Constructing an R&R term. In summary, first, the phrase is parsed into a constituency tree. Then, stop words such as “of” and “by” are removed and individual words are normalized, e.g., by removing plural forms such as “viruses” and replacing them with lemmas, such as “virus”. Finally, the tree is modified, so that the head of each branch is the right child of the node. There is one last step to the R&R process: the creation of a linearized representation of the tree. The final tree is flattened into a human- and machine-readable form that captures the same information as the tree. This form represents nodes with numerals indicating the distance to the bottom of the tree. Thus, the final term in this example would be “RNA:0:virus:3:cellular:1:autophagosomal:0:machinery:2:subversion”. The logic of the numbering system is that lowest branches of the tree on the right are coded as “autophagosomal:0:machinery” and the next level of the tree the term “cellular: 1: autophagosomal:0:machinery” corresponding to the term “cellular autophagosomal machinery” and so on up the tree. The left side of the tree has two terms at the same level “RNA:0:Virus”, but it is at the 3rd level with respect to the term “autophagosomal machinery.” This structured term is then tied to metadata, including the paragraph, sentence, and phrases that contain the term. When presented to the end user, the term is usually expressed as one of the canonical natural language phrases that originally generated it—in this case, “subversion of cellular autophagosomal machinery by RNA viruses”. This allows the term to be easily understood, while maintaining the structure in the underlying representation. This structure can be used to find related terms and create taxonomies. Because of the structure of the term, other phrases that simply contain the same words are not necessarily identified as similar unless they also have overlapping sub-structures, such as “autophagosomal:0:machinery”.

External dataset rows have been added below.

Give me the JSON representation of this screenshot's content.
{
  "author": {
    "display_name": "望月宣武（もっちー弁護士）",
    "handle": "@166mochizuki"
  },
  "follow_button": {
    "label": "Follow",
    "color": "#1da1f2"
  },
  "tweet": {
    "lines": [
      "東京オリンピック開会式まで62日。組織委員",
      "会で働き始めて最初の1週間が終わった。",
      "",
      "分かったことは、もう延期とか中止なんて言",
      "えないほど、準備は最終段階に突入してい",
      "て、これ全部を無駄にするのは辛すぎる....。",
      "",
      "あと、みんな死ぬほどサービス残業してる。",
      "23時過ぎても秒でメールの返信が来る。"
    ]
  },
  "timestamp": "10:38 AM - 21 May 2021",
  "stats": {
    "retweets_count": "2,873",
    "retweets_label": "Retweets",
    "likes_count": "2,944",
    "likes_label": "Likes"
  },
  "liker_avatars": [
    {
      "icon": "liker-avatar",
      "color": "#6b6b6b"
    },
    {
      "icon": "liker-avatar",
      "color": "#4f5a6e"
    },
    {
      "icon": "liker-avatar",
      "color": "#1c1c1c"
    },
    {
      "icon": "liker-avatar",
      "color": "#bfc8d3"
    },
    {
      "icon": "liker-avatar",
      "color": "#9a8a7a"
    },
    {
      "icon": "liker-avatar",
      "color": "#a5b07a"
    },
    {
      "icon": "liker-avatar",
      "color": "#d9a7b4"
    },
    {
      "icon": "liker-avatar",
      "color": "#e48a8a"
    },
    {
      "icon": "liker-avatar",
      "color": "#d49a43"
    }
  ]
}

Constructing the Knowledge Base

Once the set of terms is constructed from the R&R method, the terms and corresponding data are loaded into a relational database. A web interface allows the user to enter search terms to find documents relevant to those search terms. When the user enters a search term, the term can be converted into an R&R term following the same method outlined above. This can be done in real time, to generate potential terms that contain the search term as the user types. Potential terms can then be extended with real terms that occur in the database to provide auto-suggestions of related terms that are present in the corpus. These terms are displayed using canonical phrases, allowing the user to easily understand them. The data are stored in three layers. The first layer contains the data from CORD-19 in tabular form, including the text of the documents. Each paragraph is its own row, with metadata connecting it to the larger document. This allows for the interface to represent snippets of larger documents and the core metadata, as shown in Fig. 2.

Figure 2:

Web interface detailed view.

Web interface detailed view. The second layer contains the relationships between terms and documents. Again, terms are related to snippets, not directly to documents, allowing for the relevant portion of the document to be identified, rather than the entire document, which may contain other, irrelevant sections. This is used to generate previews of the data, as shown in Fig. 3.

Figure 3:

Web interface preview.

Web interface preview. The third layer contains the terms and relationships between them. This allows for the auto-suggest system to identify terms that closely match the user’s input and suggest other related terms.

Analysis

The R&R system also allows for more nuanced analyses of terms. Though there are many possible uses for the structure of R&R terms, one immediately apparent use is in the construction of a taxonomy. A taxonomy relates terms by identifying hierarchical relationships between terms, e.g., by identifying one term as a hyponym of another. Such a taxonomy can be generated automatically from R&R terms, since closely related terms will always share the same head, which is the right-most root of any given term. In fact, any term which adds roots to the left of another is a hyponym of that term, so long as it does not cross constituent boundaries. As an example, a simple taxonomy can help to identify different kinds of viral particles that are being discussed in the literature, as shown in Fig. 4.

Figure 4:

Sample taxonomy of terms.

Sample taxonomy of terms. This is only a sample of a much larger taxonomy, which can provide further relationships between important concepts as well as information about the evolution of those relationships over time, when combined with the metadata in the corpus and made available on the web interface. Another form of analysis is the study of particular terms that are trending over time. The example below shows the trending of three terms, Corona, Yellow Fever, and flu. As we can see in Fig. 5, the usage of these terms peaks at around the period of the epidemic. Similar analysis can be extended to more complex searches that include more than a single term.

Figure 5:

Trending of the terms corona, Yellow Fever, and flu (From CORD-19 dataset).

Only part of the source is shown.